La seconde imputation diffamatoire contenue dans le texte litigieux est liée à la commission de menaces téléphoniques, adressées au mois d’avril 2004, à l’ancienne employée déjà mentionnée et à des appels insultants et menaçants qu’aurait reçus le rédacteur du texte lui-même.

C’est cependant à tort que la prévention retient que ce fait précis et contraire à l’honneur et à la considération serait imputé à la « mairie de Puteaux », qu’elle en soit auteur ou complice, alors qu’il n’est nullement affirmé, voire même simplement insinué, que la collectivité territoriale aurait animé ou inspiré l’homme qui aurait appelé son ex-employée, ou qu’elle aurait le moindre lien avec lui, ni qu’elle serait à l’origine des appels reçus par Christophe G., sur l’origine et le sens desquels aucune précision n’est d’ailleurs fournie.

Tous les éléments de l’infraction de diffamation envers un corps constitué, tels qu’ils sont définis dans les termes de la prévention, ne sont dons pas réunis, du chef de cette seconde imputation.

S’agissant de la seule première imputation, dont le caractère diffamatoire à l’encontre de l’a commune de Puteaux est retenu, le prévenu soutient à tort que la loi du 29 juillet 1881 ne saurait s’appliquer en l’espèce.

Comme l’a expressément précisé la loi du 21 juin 2004 sur la confiance dans l’économie numérique, en modifiant les dispositions de l’article 23 de la loi sur la liberté de la presse, l’élément de publicité exigé par ce texte peut être caractérisé par l’usage de tout moyen de communication au public par voie électronique.

Si ce texte est intervenu postérieurement à la date de commission des faits objets de la présente poursuite, il résultait également de l’état du droit antérieur à l’entrée en vigueur de la loi de juin 2004 que les propos diffusés sur le réseau internet étaient susceptibles de constituer les infractions prévues par le chapitre IV de la loi de 1881.

L’article 23 susvisé, dans sa rédaction applicable aux présents faits, prévoyait, en effet, que la publicité pouvait résulter de l’emploi de tout support de l’écrit, de la parole ou de l’image et notamment de tout moyen de communication audiovisuelle.

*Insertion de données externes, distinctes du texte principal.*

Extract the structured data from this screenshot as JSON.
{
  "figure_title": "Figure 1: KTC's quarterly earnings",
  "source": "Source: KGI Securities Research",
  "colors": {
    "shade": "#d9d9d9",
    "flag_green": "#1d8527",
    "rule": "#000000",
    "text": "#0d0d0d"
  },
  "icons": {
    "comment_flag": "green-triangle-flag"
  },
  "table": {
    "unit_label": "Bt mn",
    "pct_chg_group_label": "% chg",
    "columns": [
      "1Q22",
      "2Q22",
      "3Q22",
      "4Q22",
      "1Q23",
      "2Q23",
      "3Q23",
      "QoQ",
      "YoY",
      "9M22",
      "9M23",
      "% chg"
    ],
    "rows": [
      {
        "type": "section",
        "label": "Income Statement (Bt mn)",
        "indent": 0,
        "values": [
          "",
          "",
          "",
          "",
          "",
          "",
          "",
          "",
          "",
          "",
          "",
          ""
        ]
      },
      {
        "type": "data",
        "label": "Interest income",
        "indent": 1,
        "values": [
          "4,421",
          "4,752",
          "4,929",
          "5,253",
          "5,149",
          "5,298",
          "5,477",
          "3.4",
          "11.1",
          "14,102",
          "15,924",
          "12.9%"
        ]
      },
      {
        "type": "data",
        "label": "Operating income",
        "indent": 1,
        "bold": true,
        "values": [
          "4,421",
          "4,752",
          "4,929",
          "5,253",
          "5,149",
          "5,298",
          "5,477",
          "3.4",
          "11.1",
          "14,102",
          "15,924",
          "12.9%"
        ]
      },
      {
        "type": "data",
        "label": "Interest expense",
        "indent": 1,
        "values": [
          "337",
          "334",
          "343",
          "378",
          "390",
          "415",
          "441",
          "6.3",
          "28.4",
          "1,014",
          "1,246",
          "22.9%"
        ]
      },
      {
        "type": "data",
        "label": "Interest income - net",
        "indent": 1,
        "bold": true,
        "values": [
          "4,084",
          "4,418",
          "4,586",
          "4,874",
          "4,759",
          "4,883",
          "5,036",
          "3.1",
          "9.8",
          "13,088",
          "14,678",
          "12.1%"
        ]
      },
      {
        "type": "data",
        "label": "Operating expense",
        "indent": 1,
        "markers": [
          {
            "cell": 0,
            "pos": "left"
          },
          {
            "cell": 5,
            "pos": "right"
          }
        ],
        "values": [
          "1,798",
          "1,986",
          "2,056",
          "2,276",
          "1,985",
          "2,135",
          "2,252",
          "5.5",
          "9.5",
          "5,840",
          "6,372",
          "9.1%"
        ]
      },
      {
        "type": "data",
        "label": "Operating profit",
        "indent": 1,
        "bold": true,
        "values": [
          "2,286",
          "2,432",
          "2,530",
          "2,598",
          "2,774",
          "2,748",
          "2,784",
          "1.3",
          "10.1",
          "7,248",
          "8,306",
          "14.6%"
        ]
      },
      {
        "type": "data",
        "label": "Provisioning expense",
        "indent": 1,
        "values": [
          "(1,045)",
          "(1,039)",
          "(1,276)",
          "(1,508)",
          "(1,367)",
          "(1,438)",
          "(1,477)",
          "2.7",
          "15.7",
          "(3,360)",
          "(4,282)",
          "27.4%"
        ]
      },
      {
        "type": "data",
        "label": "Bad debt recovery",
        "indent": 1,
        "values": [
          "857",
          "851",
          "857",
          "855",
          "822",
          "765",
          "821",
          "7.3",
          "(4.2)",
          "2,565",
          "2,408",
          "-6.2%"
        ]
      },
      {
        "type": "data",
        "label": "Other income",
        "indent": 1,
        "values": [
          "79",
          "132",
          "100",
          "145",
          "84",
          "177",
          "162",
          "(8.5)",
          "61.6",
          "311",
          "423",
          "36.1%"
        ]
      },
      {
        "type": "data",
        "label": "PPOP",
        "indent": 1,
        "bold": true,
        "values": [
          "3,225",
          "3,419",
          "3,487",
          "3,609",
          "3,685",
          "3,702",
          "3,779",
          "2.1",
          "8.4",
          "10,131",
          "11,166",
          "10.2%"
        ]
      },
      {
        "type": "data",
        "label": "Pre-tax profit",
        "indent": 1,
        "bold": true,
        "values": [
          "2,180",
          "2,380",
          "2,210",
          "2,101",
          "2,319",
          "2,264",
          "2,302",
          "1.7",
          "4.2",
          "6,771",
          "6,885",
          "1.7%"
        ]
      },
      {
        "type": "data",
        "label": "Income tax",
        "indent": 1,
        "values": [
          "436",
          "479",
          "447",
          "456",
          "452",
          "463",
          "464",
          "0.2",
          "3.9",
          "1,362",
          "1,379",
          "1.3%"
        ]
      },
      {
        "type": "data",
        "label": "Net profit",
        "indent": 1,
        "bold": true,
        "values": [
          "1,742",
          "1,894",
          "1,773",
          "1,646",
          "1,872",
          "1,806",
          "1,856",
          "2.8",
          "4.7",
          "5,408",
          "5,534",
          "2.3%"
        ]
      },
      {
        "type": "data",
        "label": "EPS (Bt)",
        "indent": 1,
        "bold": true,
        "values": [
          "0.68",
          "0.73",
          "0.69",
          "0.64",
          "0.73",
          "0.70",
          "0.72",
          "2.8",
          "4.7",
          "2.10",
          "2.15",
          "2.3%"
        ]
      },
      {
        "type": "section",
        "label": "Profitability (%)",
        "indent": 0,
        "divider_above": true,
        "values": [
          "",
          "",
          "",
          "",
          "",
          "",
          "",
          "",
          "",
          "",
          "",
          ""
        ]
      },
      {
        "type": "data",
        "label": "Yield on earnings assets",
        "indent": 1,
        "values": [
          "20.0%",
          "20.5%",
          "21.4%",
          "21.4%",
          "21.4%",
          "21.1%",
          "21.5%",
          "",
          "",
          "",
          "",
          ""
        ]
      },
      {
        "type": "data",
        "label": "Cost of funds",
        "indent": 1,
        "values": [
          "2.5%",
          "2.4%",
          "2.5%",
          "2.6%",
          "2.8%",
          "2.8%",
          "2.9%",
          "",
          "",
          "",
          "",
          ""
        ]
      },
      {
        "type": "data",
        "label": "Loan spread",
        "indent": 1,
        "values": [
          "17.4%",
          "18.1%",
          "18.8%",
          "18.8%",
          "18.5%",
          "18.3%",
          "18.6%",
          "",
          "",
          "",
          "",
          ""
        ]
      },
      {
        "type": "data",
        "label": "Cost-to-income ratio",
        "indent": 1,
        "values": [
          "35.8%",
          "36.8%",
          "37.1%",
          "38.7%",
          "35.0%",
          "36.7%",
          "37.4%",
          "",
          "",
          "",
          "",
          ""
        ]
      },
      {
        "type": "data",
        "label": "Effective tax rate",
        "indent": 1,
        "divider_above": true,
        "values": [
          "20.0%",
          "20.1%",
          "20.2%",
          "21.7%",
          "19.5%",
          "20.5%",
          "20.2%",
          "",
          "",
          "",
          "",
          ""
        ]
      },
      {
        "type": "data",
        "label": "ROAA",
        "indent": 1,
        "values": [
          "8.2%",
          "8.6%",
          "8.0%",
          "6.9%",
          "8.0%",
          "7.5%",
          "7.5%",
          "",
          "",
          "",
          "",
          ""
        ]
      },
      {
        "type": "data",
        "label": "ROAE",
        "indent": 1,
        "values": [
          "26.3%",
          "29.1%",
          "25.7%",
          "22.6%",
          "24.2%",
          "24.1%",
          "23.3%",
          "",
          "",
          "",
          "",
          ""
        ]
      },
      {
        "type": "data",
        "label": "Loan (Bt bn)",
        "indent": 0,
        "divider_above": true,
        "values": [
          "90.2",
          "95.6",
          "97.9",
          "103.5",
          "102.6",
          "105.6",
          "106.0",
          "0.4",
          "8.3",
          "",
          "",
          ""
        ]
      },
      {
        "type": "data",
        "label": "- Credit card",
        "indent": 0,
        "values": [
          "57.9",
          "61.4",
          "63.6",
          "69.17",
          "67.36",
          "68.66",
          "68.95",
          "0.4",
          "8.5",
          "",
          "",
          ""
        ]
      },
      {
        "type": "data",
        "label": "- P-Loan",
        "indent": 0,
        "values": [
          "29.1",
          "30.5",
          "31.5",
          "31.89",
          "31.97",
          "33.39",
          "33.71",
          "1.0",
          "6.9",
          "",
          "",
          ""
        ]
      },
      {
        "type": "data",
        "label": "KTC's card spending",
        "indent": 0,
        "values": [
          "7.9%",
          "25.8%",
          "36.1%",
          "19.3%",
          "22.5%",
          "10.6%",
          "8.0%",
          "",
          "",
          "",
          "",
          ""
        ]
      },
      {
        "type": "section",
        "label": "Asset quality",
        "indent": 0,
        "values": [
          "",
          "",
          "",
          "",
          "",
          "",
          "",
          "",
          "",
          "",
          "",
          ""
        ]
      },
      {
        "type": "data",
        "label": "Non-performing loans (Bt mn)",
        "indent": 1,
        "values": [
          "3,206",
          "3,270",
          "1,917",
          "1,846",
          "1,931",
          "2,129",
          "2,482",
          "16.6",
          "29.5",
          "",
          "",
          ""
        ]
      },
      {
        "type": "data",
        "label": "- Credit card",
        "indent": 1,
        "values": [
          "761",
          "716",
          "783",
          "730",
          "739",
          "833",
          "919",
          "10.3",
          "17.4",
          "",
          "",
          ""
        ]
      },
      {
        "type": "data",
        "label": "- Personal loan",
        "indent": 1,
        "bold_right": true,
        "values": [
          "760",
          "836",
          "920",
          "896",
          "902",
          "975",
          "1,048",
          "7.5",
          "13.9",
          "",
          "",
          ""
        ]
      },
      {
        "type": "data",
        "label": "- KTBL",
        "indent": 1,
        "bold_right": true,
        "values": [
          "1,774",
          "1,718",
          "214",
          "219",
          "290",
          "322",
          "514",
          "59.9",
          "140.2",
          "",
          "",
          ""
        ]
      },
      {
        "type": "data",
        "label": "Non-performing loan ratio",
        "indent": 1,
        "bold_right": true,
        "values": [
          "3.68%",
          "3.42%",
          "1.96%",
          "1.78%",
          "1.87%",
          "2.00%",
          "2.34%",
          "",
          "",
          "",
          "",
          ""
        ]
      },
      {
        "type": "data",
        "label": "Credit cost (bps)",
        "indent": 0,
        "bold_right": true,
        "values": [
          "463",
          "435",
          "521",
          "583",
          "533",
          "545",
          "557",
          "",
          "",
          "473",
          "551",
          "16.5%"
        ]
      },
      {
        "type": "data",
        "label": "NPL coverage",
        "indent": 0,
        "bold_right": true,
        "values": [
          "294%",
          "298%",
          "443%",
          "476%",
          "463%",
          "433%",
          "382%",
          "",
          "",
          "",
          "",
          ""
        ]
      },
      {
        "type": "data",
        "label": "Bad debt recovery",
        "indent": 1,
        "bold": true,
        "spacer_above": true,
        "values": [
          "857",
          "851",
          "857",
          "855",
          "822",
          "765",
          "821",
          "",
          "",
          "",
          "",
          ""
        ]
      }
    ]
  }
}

Et l’article 43-10 de la loi du 30 septembre 1986, alors en vigueur dans sa rédaction issue de la loi du 1er août 2000, rendait concrètement possible la poursuite des infractions de presse commises sur internet en imposant aux personnes éditant un service de communication en ligne autre que de correspondance privée de tenir à la disposition du public le nom de leur directeur de publication, au sens de l’article 93-2 de la loi du 29 juillet 1982 sur la communication audiovisuelle -soit directement si elles agissaient à titre professionnel, soit, dans le cas contraire, éventuellement par l’intermédiaire de leur fournisseur d’hébergement-.

Il importe donc peu, pour l’applicabilité à la présente espèce de la loi du 29 juillet 1881, que le service de communication électronique en ligne fourni par le prévenu -lequel en était donc le directeur de la publication, en application du dernier aliéna de l’article 93-2 susvisé- n’ait pas été édité par celui-ci à titre professionnel, mais ait constitué ce qu’il est convenu d’appeler indifféremment un site personnel, des pages personnelles ou, plus récemment, un blog.

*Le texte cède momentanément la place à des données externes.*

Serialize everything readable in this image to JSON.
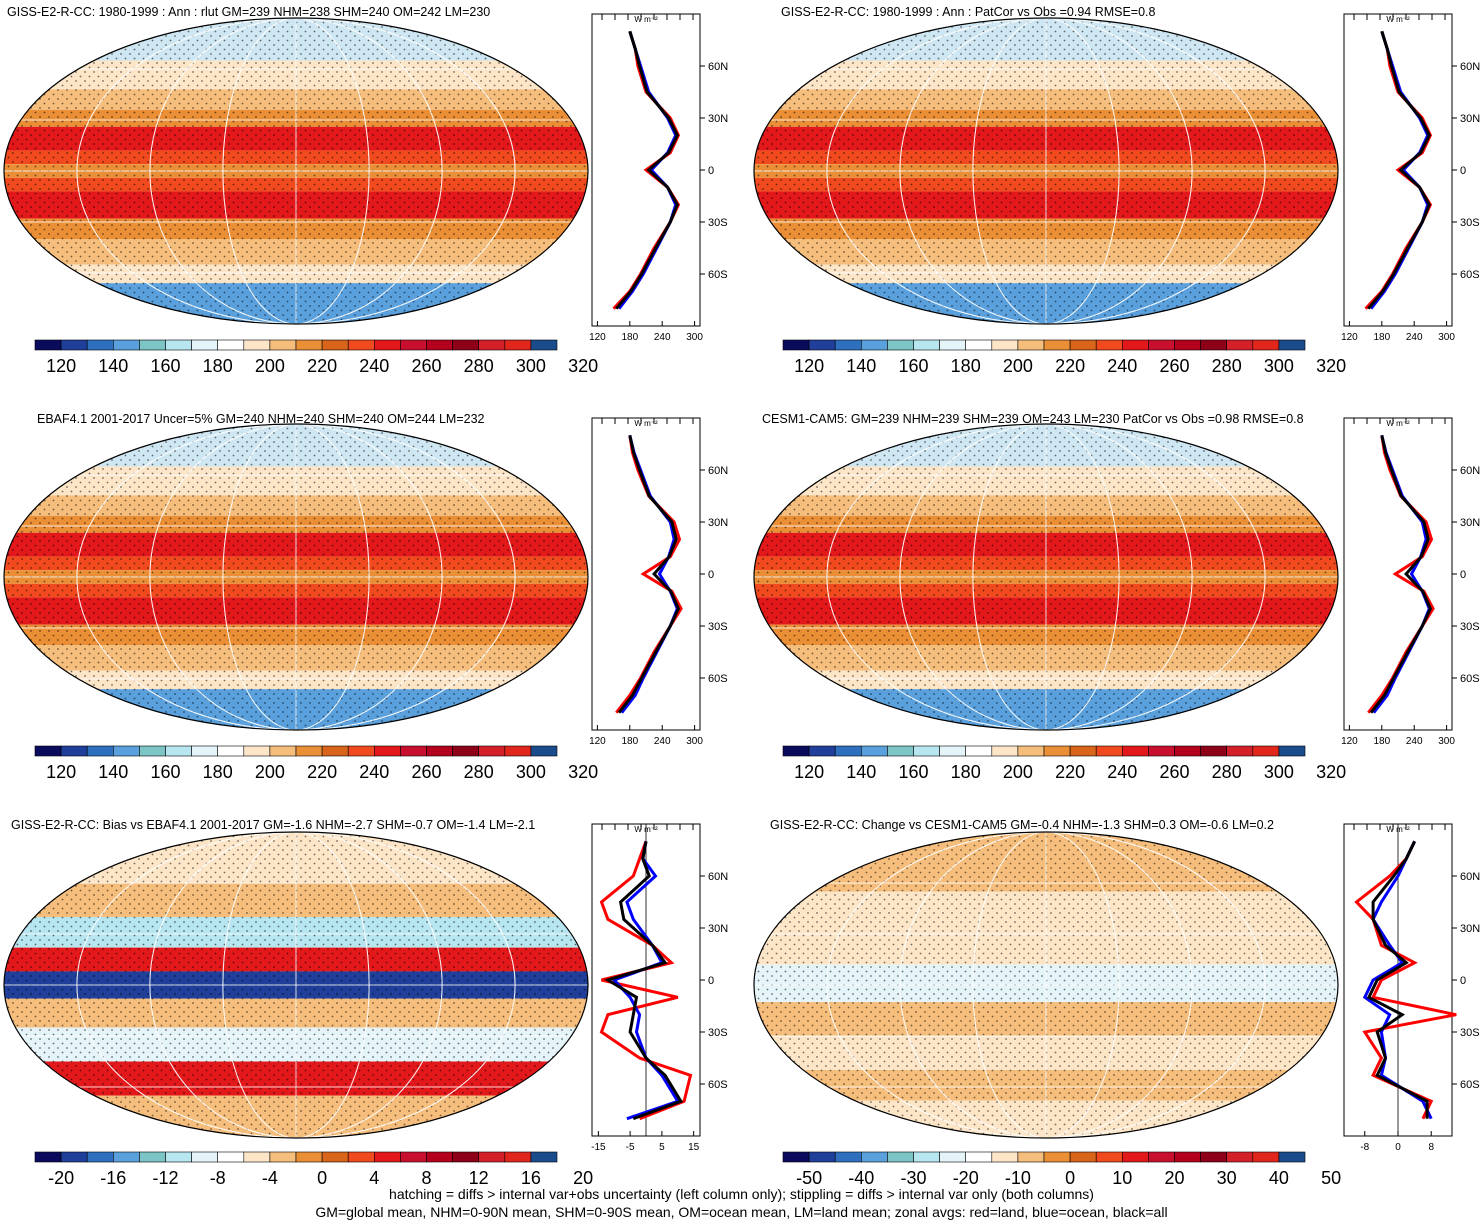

C’est enfin à tort que le prévenu soutient que l’élément de publicité exigé par la loi ne serait pas constitué en l’espèce, au motif que ses lecteurs seraient unis entre eux par une communauté d’intérêt centrée autour de la ville de Puteaux, alors qu’au contraire, par exemple, d’un forum de discussion au sein duquel une inscription préalable serait exigée sur la base d’un critère susceptible de caractériser une telle communauté, le site www.monputeaux.com était accessible à tous les internautes désireux de le visiter ou au hasard d’une recherche, quel que fût le centre d’intérêt qui les y conduisait.

Sur l’offre de preuve

Offrant régulièrement de prouver la vérité des faits diffamatoires, le prévenu doit le faire de façon parfaite, complète et corrélative à l’imputation diffamatoire dans toute sa portée et toute sa matérialité.

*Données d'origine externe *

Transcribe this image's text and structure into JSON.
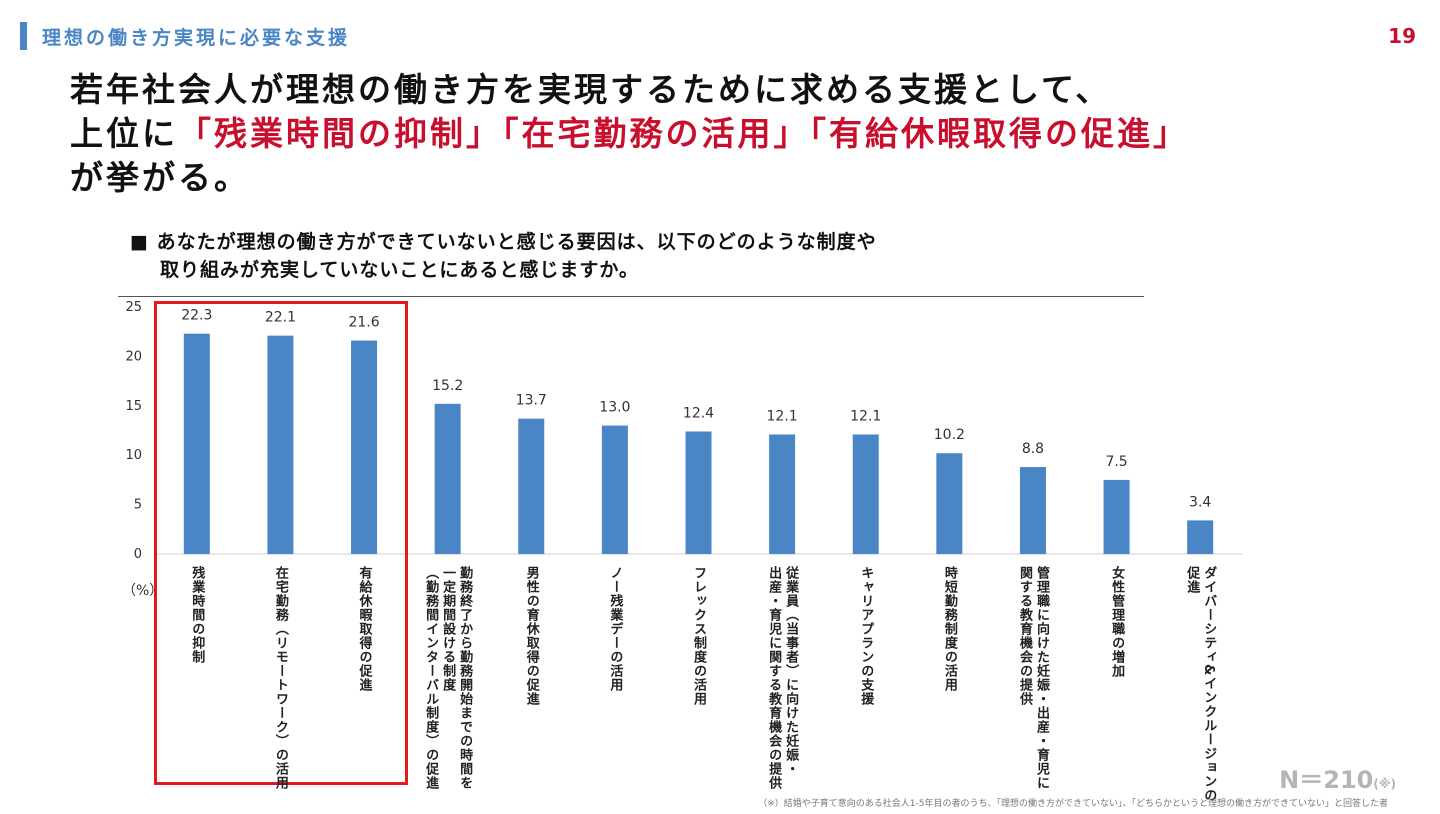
{
  "section_title": "理想の働き方実現に必要な支援",
  "page_number": "19",
  "headline": {
    "line1": "若年社会人が理想の働き方を実現するために求める支援として、",
    "line2_prefix": "上位に",
    "line2_highlight": "「残業時間の抑制」「在宅勤務の活用」「有給休暇取得の促進」",
    "line3": "が挙がる。"
  },
  "question": {
    "line1": "■ あなたが理想の働き方ができていないと感じる要因は、以下のどのような制度や",
    "line2": "取り組みが充実していないことにあると感じますか。"
  },
  "y_unit": "（%）",
  "sample_size": "N＝210",
  "sample_note": "(※)",
  "footnote": "（※）結婚や子育て意向のある社会人1-5年目の者のうち、「理想の働き方ができていない」、「どちらかというと理想の働き方ができていない」と回答した者",
  "colors": {
    "bar": "#4a86c5",
    "highlight_box": "#e8171d",
    "accent_red": "#c8102e",
    "section_blue": "#4a86c5"
  },
  "chart_data": {
    "type": "bar",
    "categories": [
      "残業時間の抑制",
      "在宅勤務（リモートワーク）の活用",
      "有給休暇取得の促進",
      "勤務終了から勤務開始までの時間を一定期間設ける制度（勤務間インターバル制度）の促進",
      "男性の育休取得の促進",
      "ノー残業デーの活用",
      "フレックス制度の活用",
      "従業員（当事者）に向けた妊娠・出産・育児に関する教育機会の提供",
      "キャリアプランの支援",
      "時短勤務制度の活用",
      "管理職に向けた妊娠・出産・育児に関する教育機会の提供",
      "女性管理職の増加",
      "ダイバーシティ&インクルージョンの促進"
    ],
    "label_lines": [
      [
        "残業時間の抑制"
      ],
      [
        "在宅勤務（リモートワーク）の活用"
      ],
      [
        "有給休暇取得の促進"
      ],
      [
        "勤務終了から勤務開始までの時間を",
        "一定期間設ける制度",
        "（勤務間インターバル制度）の促進"
      ],
      [
        "男性の育休取得の促進"
      ],
      [
        "ノー残業デーの活用"
      ],
      [
        "フレックス制度の活用"
      ],
      [
        "従業員（当事者）に向けた妊娠・",
        "出産・育児に関する教育機会の提供"
      ],
      [
        "キャリアプランの支援"
      ],
      [
        "時短勤務制度の活用"
      ],
      [
        "管理職に向けた妊娠・出産・育児に",
        "関する教育機会の提供"
      ],
      [
        "女性管理職の増加"
      ],
      [
        "ダイバーシティ&インクルージョンの",
        "促進"
      ]
    ],
    "values": [
      22.3,
      22.1,
      21.6,
      15.2,
      13.7,
      13.0,
      12.4,
      12.1,
      12.1,
      10.2,
      8.8,
      7.5,
      3.4
    ],
    "value_labels": [
      "22.3",
      "22.1",
      "21.6",
      "15.2",
      "13.7",
      "13.0",
      "12.4",
      "12.1",
      "12.1",
      "10.2",
      "8.8",
      "7.5",
      "3.4"
    ],
    "y_ticks": [
      0,
      5,
      10,
      15,
      20,
      25
    ],
    "ylim": [
      0,
      25
    ],
    "highlighted": [
      0,
      1,
      2
    ],
    "grid": false
  }
}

Si l’on excepte les pièces concernant la seconde imputation qui n’a pas été retenue, le prévenu produit (pièces 15 à 20) divers documents provenant de la procédure d’appel d’offre relative « à l’organisation d’animations sportives, culturelles et socioculturelles et de services auxiliaires de décors et de spectacles pour fêtes de fin d’année à Puteaux », qui ne permettent nullement d’établir que la consultation qu’ils concernent auraient abouti à la conclusion d’un marché douteux et anormalement cher. Aucune pièce n’est, de surcroît, produite concernant le licenciement de la salariée mentionnée dans l’article.

Enfin, aucun des trois témoins visés à l’offre de preuve que le tribunal a pu entendre ne s’est exprimé sur les faits objets de la seule imputation retenue.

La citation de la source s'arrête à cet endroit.